А когда сам начал торговать, эта рубрика стала для него еще важнее. Прежде чем отправиться воскресным утром на рынок, он внимательно просматривал цены в газете. Хотя Залман знал, что торговцы — евреи малообразованные и им ни холодно ни жарко, что там пишут, все равно «Ѓамейлиц» оставался для него большим авторитетом.
Когда в конце недели Залман продавал зерно, он часто начинал спорить с покупателем.
— Да как же так? — твердил Залман. — В «Ѓамейлице» черным по белому написано, что цена на «сеойрим», то есть ячмень, «хозок», то есть держится, а вы приходите и даете мне меньше, чем неделю назад, когда «Ѓамейлиц» как раз писал, что «сеойрим», наоборот, «рофэ», значит, падает в цене…
На что перекупщик со спокойной улыбкой отвечал:
— Слишком ты ученый, Залман.
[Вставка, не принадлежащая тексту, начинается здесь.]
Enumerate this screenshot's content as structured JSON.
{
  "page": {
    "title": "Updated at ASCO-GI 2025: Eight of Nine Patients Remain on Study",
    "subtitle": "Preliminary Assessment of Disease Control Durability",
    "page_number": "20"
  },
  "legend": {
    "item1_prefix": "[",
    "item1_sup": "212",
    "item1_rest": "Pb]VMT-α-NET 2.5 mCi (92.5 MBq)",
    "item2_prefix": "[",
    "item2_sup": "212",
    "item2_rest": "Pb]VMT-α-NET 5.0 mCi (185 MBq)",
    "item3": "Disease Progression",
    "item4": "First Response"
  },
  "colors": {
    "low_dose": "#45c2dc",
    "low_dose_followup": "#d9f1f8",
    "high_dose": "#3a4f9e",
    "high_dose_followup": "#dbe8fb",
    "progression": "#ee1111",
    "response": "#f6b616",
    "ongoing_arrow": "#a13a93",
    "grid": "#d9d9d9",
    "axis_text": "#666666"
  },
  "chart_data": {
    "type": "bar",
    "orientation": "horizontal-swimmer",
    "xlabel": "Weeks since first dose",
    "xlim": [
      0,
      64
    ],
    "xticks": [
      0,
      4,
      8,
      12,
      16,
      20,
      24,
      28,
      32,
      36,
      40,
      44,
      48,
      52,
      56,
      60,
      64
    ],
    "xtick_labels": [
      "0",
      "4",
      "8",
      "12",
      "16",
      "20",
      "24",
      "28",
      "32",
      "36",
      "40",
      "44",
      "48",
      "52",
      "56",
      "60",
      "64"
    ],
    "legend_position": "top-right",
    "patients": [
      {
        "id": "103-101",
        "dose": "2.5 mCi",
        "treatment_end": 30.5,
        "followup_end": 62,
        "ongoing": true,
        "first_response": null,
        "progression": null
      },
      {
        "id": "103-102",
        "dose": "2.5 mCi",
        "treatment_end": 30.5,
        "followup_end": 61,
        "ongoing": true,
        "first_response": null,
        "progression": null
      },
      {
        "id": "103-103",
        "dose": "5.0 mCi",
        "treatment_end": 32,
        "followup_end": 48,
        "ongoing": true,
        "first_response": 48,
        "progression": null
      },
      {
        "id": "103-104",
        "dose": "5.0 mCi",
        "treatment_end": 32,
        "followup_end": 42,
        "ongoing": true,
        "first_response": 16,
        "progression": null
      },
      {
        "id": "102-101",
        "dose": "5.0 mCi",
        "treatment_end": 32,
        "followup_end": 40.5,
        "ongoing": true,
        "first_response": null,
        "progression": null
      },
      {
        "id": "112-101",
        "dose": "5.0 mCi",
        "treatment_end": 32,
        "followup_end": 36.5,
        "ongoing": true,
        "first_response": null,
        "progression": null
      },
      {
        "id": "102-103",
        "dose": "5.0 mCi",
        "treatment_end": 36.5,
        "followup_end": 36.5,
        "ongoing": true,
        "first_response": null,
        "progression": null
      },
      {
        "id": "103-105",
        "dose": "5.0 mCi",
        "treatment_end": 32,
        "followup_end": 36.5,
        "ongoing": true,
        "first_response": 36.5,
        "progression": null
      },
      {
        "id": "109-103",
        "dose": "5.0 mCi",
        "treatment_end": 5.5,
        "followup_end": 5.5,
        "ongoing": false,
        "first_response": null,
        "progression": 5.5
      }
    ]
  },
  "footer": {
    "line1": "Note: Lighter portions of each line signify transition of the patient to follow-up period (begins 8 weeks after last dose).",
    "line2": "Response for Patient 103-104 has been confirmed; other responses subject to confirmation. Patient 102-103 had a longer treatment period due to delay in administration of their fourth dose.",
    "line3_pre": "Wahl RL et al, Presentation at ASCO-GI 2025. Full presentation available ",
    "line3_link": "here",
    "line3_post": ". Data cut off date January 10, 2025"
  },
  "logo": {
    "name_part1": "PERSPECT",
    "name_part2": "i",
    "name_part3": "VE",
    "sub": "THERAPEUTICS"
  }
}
Торговал бы лучше как мы, без грамматики, глядишь, больше бы зарабатывал.
Но Залман стоял на своем: если в газете написано, значит, так и есть. И, боясь продешевить, придерживал товар на пару недель. А дождавшись, когда в «Ѓамейлице» напишут «рофэ», опять звал перекупщика и спрашивал:
— Любопытно, а сколько сегодня дадите?
И тот, будто назло, отвечал:
— Что ж, Залман, сегодня на две копейки за пуд больше. Подорожало немного…
Залман еле сдерживался, чтобы не крикнуть: «Подешевело!» Он соглашался, чтобы не потерять две копейки с пуда, но про себя думал: «Да пошел он к черту, дубина неграмотная! Не знает, какие сейчас цены по курсу…»
Потом он все-таки стал торговать, не сверяясь с газетой. Увидел, что так скоро последние сто рублей потеряет.
Вечером после субботы он теперь заглядывал к богатому купцу Хаиму Ичесу, у которого собирались мелкие лавочники и посредники, и расспрашивал, какие нынче цены.
— Давно бы так! — Хаим, человек добродушный, но весьма упрямый в том, что касалось торговли, хлопал Залмана по плечу. — Вижу, человеком становишься! Не смотришь больше, чего там в газетах пишут… Им-то откуда знать?
И, с гордостью ткнув себя пальцем в грудь, добавлял:
— Я сам себе газета!
А затем, расхохотавшись, ставил точку:
— Уж ты мне поверь, Залман.
Уходя от Хаима, Залман чувствовал себя как выпоротый мальчишка. Думал с грустью, что образование и торговля друг другу не пара, и если действительно хочешь стать торговцем, надо выкинуть газеты из головы.
Однако, вернувшись домой, опять брал в руки «Ѓамейлиц», изучал цены и, убедившись, что в газете написано прямо противоположное тому, что сказал Хаим, с досадой засовывал ее куда подальше и ворчал:
— Вот и будь образованным, когда имеешь дело с такими дубинами неграмотными!..
Не мог Залман поставить себя на одну доску с мелкими рыночными перекупщиками. Если бы он продавал и покупал по ценам, напечатанным в «Ѓамейлице», то имел бы право считать себя выше «коллег», но не получается. Значит, надо найти другой, более благородный товар, который требует знаний.
Правда, чтобы зерном торговать, тоже знания нужны. Пшеница должна быть слегка красноватой, овес продолговатым и сухим, ячмень округлым, любое зерно должно быть чистым, без червей, и прочие тонкости. Но это любой знает, тут много ума не надо.